RENZI E BERLUSCONI, IL CERCHIO SI CHIUDE A DESTRA

DI VINCENZO G. PALIOTTI

Quanto è brutto dire: “lo sapevo”, ma è il caso di dirlo perché quello che nel 2013 sembrava un insulto, da parte di chi riteneva Matteo Renzi il cavallo vincente sul quale puntare per “vincere”, è in via di materializzazione. Per me, e quelli come me di cavallo si trattava ma quello omerico di Troia, con all’interno i soldati di Mr. B e soci pronti a debellare finalmente gli odiati “comunisti”.

L’incontro di Miccichè con l’ex premier, ex segretario del PD, a detta dello stesso Miccichè è servito per “ufficializzare” ciò che tutti oramai pensano: l’alleanza tra Renzi e Berlusconi. “Sono stato a cena con Renzi, presto sarà nel centro destra”, le parole inequivocabili di Miccichè.

Si può dire che il cerchio si è finalmente chiuso, un cerchio lungo 8 anni iniziato nel 2013 con la conquista della segreteria dell’allora partito più forte della sinistra, seguito da Palazzo Chigi, tra l’esultanza di chi vedeva costui come il nuovo e quindi la vittoria, e chi invece temeva l’arrivo del “colpo finale” al PD e alla sinistra.

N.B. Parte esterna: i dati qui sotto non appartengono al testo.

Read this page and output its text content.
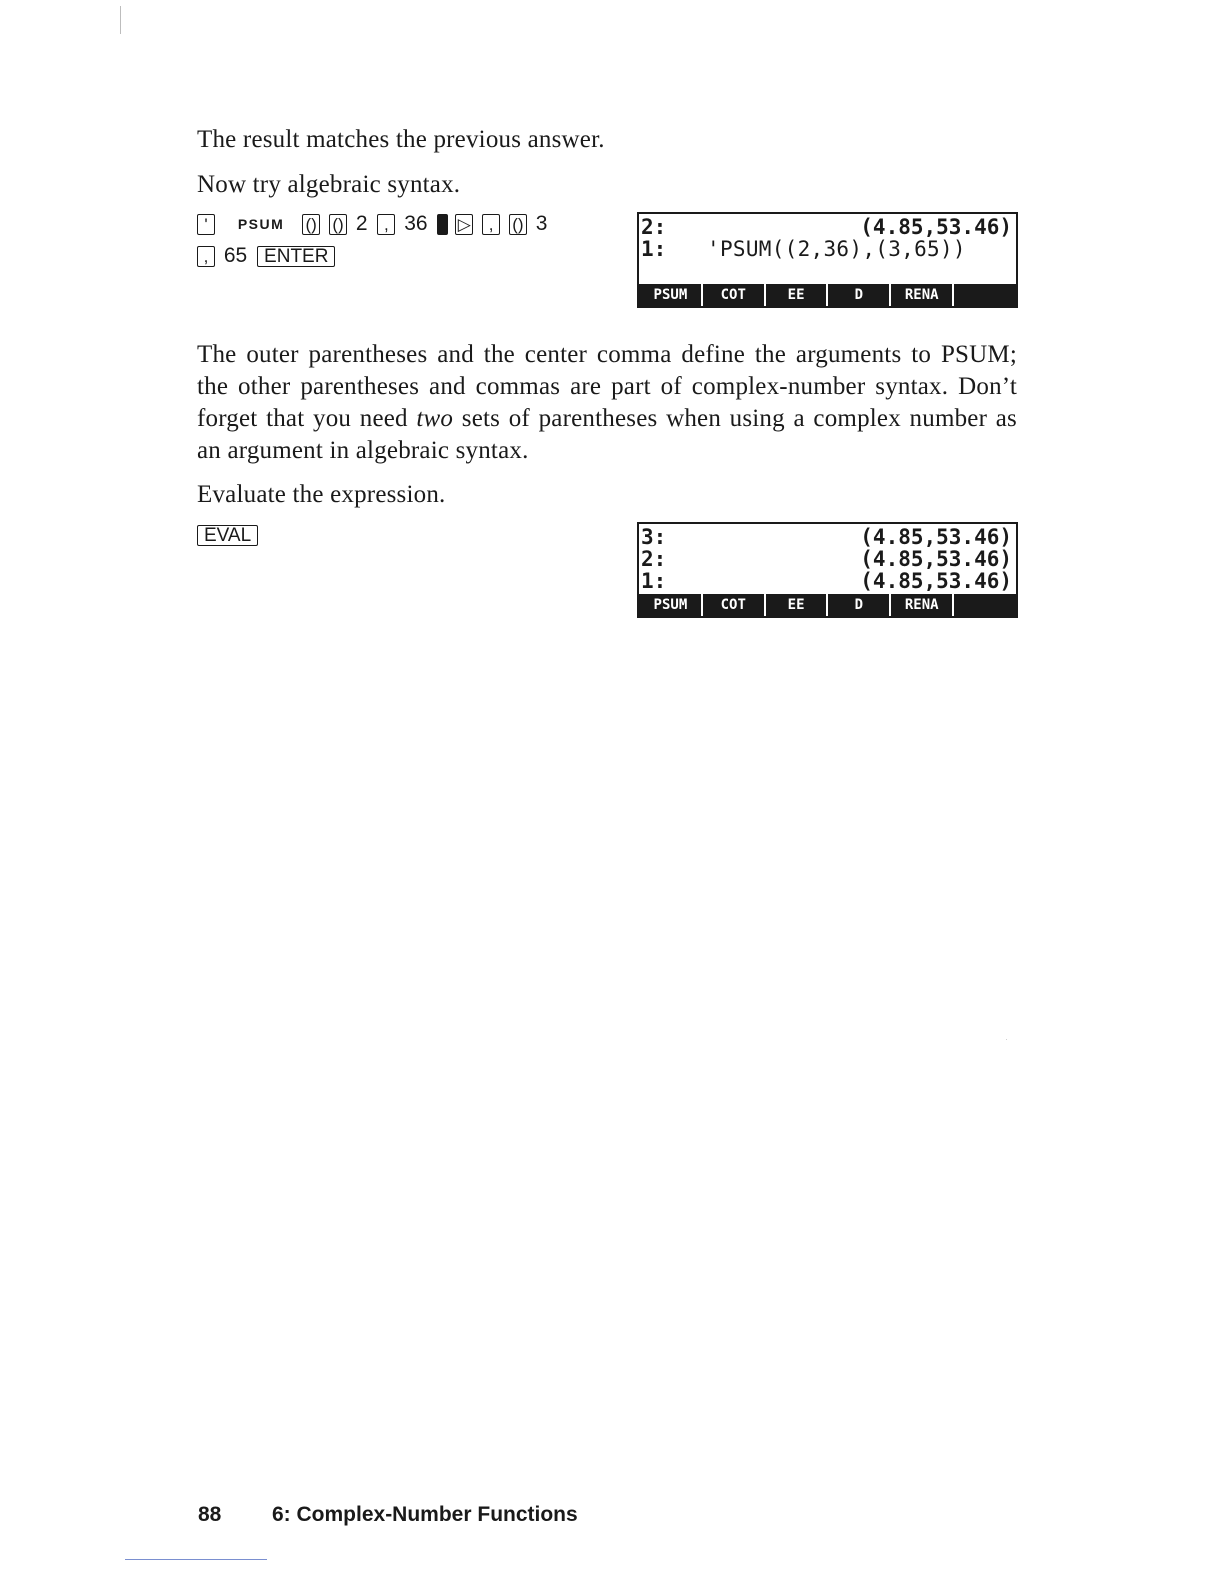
The result matches the previous answer.

Now try algebraic syntax.

' PSUM () () 2 , 36 ▷ , () 3
, 65 ENTER
2:	(4.85,53.46)
1: 'PSUM((2,36),(3,65))
PSUM	COT	EE	D	RENA

The outer parentheses and the center comma define the arguments to PSUM; the other parentheses and commas are part of complex-number syntax. Don’t forget that you need two sets of parentheses when using a complex number as an argument in algebraic syntax.

Evaluate the expression.

EVAL	3:	(4.85,53.46)
2:	(4.85,53.46)
1:	(4.85,53.46)
PSUM	COT	EE	D	RENA
88 6: Complex-Number Functions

E così ci mettemmo il nemico in casa, la serpe in seno. Un tradimento dopo l’altro per l’ascesa al vertice del partito. “Chi non era con lui era contro di lui” era la sua parola d’ordine. Poi seguì la “rottamazione”, eseguita non certo per ringiovanire i quadri della dirigenza del partito, come fece capire ai più, ma eliminare da quella dirigenza gli ex DS che gli davano fastidio, gli impicciavano le mani per “inciuciare” con parenti e amici.

Fatto fuori Bersani, con i 101 che a loro volta trombarono Prodi alle elezioni del Presidente della Repubblica, passò a Letta, #staiserenoenrico. E quindi ebbe poi campo libero con le sue “armate” per mettere in atto le strategie che discusse con Berlusconi e Verdini nella famigerata riunione al Nazareno. Divenuto premier rispettò in pieno quello che aveva discusso con il leader dell’opposizione, simbolo dell’accordo l’abolizione dell’art. 18, nascosto nel Jobs Act che aveva il solo scopo di togliere quelle tutele ai lavoratori ottenute in anni di lotta che ha avuto come conseguenza la precarizzazione del lavoro riducendo il CNL a carta straccia. Ogni tanto una canagliata come quella di silurare Marino, Sindaco di Roma, perché troppo pericoloso.

Intanto diminuivano elettori e tesserati ma lui dichiarava di non esserne preoccupato, ovvio era il suo obiettivo. Poi finalmente, dopo l’ennesima sconfitta elettorale e con il flop del referendum del 4 Dicembre 2016, lasciò Palazzo Chigi, ma i danni ormai erano fatti, danni dei quali il Paese soffre ancora.

Ora, non avendo più dove e con chi accasarsi e poiché la sua percentuale di gradimento dei sondaggi non gli garantisce una poltrona, si colloca, o lo farà a breve, apertamente con chi lo ha sempre ispirato in questi anni.

Conoscendo il tipo però non è detto che non faccia un’ulteriore capriola per cambiare di nuovo, ove mai non trovasse sua convenienza, della serie: “chi ha tradito una, due, tre volte è pronto a rifarlo”.